A preliminary investigation of the enzymatic inhibition of 5alpha-reduction and growth of prostatic carcinoma cell line LNCap-FGC by natural astaxanthin and Saw Palmetto lipid extract in vitro.
Anderson ML1.
Abstract
Inhibition of 5alpha-reductase has been reported to decrease the symptoms of benign prostate hyperplasia (BPH) and possibly inhibit or help treat prostate cancer. Saw Palmetto berry lipid extract (SPLE) is reported to inhibit 5alpha-reductase and decrease the clinical symptoms of BPH. Epidemiologic studies report that carotenoids such as lycopene may inhibit prostate cancer. In this investigation the effect of the carotenoid astaxanthin, and SPLE were examined for their effect on 5alpha-reductase inhibition as well as the growth of prostatic carcinoma cells in vitro.
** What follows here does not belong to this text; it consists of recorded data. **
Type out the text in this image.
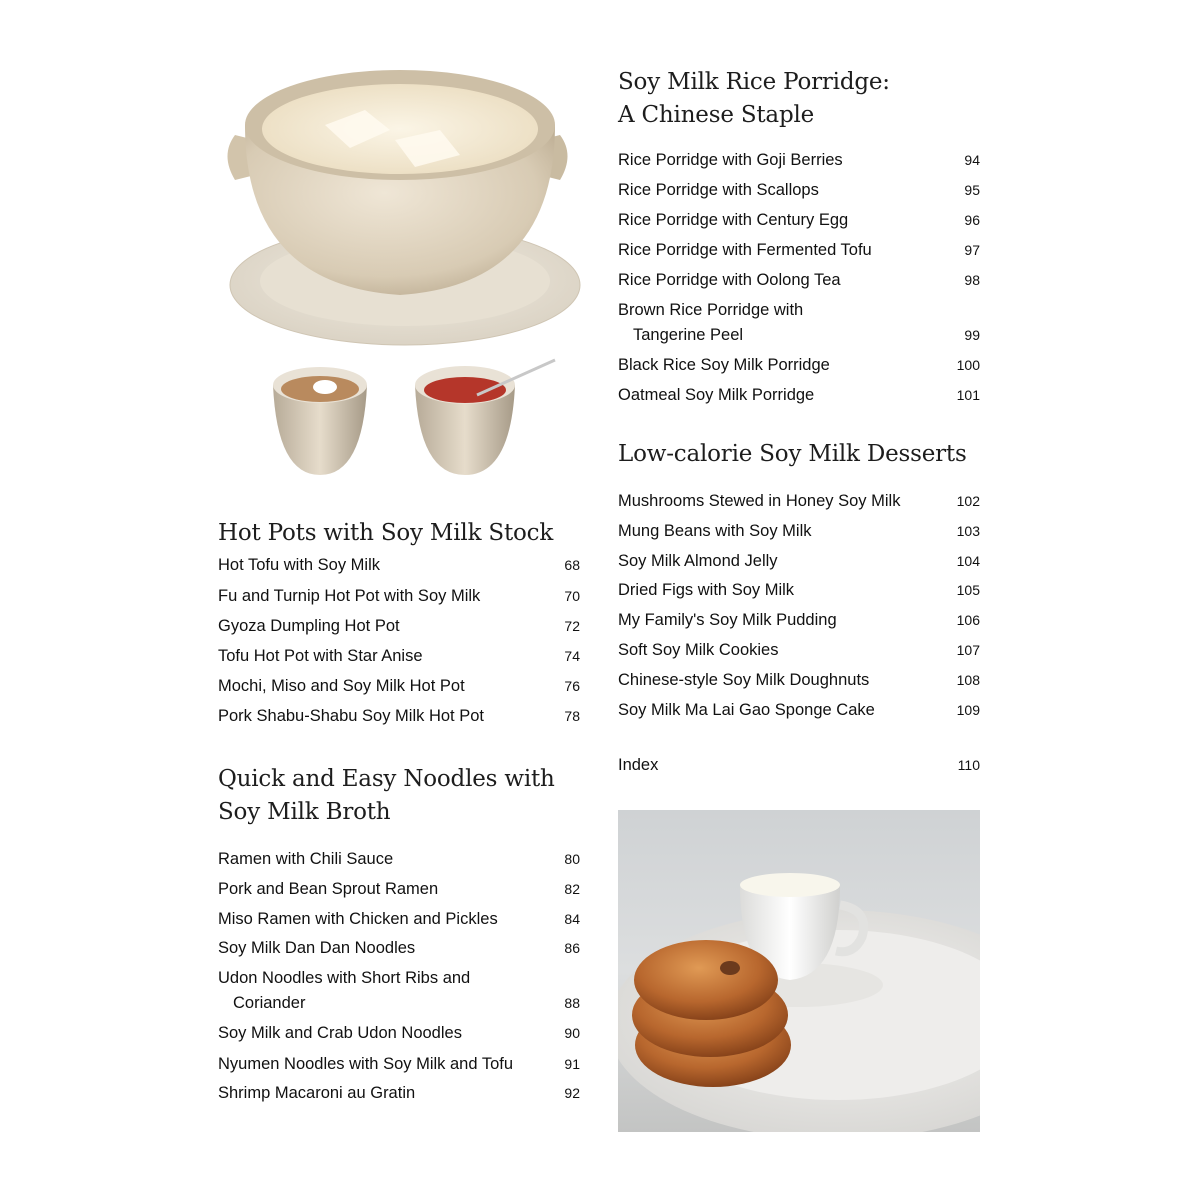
Soy Milk Rice Porridge:
A Chinese Staple
Rice Porridge with Goji Berries	94
Rice Porridge with Scallops	95
Rice Porridge with Century Egg	96
Rice Porridge with Fermented Tofu	97
Rice Porridge with Oolong Tea	98
Brown Rice Porridge with
Tangerine Peel	99
Black Rice Soy Milk Porridge	100
Oatmeal Soy Milk Porridge	101
Low-calorie Soy Milk Desserts
Mushrooms Stewed in Honey Soy Milk	102
Mung Beans with Soy Milk	103
Soy Milk Almond Jelly	104
Dried Figs with Soy Milk	105
My Family's Soy Milk Pudding	106
Soft Soy Milk Cookies	107
Chinese-style Soy Milk Doughnuts	108
Soy Milk Ma Lai Gao Sponge Cake	109
Index	110
Hot Pots with Soy Milk Stock
Hot Tofu with Soy Milk	68
Fu and Turnip Hot Pot with Soy Milk	70
Gyoza Dumpling Hot Pot	72
Tofu Hot Pot with Star Anise	74
Mochi, Miso and Soy Milk Hot Pot	76
Pork Shabu-Shabu Soy Milk Hot Pot	78
Quick and Easy Noodles with
Soy Milk Broth
Ramen with Chili Sauce	80
Pork and Bean Sprout Ramen	82
Miso Ramen with Chicken and Pickles	84
Soy Milk Dan Dan Noodles	86
Udon Noodles with Short Ribs and
Coriander	88
Soy Milk and Crab Udon Noodles	90
Nyumen Noodles with Soy Milk and Tofu	91
Shrimp Macaroni au Gratin	92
These studies support patent #6,277,417 B1. The results show astaxanthin demonstrated 98% inhibition of 5alpha-reductase at 300 microg/mL in vitro. Alphastat, the combination of astaxanthin and SPLE, showed a 20% greater inhibition of 5alpha-reductase than SPLE alone n vitro. A nine day treatment of prostatic carcinoma cells with astaxanthin in vitro produced a 24% decrease in growth at 0.1 mcg/mL and a 38% decrease at 0.01 mcg/mL. SPLE showed a 34% decrease at 0.1 mcg/mL.
CONCLUSIONS:
Low levels of carotenoid astaxanthin inhibit 5alpha-reductase and decrease the growth of human prostatic cancer cells in vitro. Astaxanthin added to SPLE shows greater inhibition of 5alpha-reductase than SPLE alone in vitro.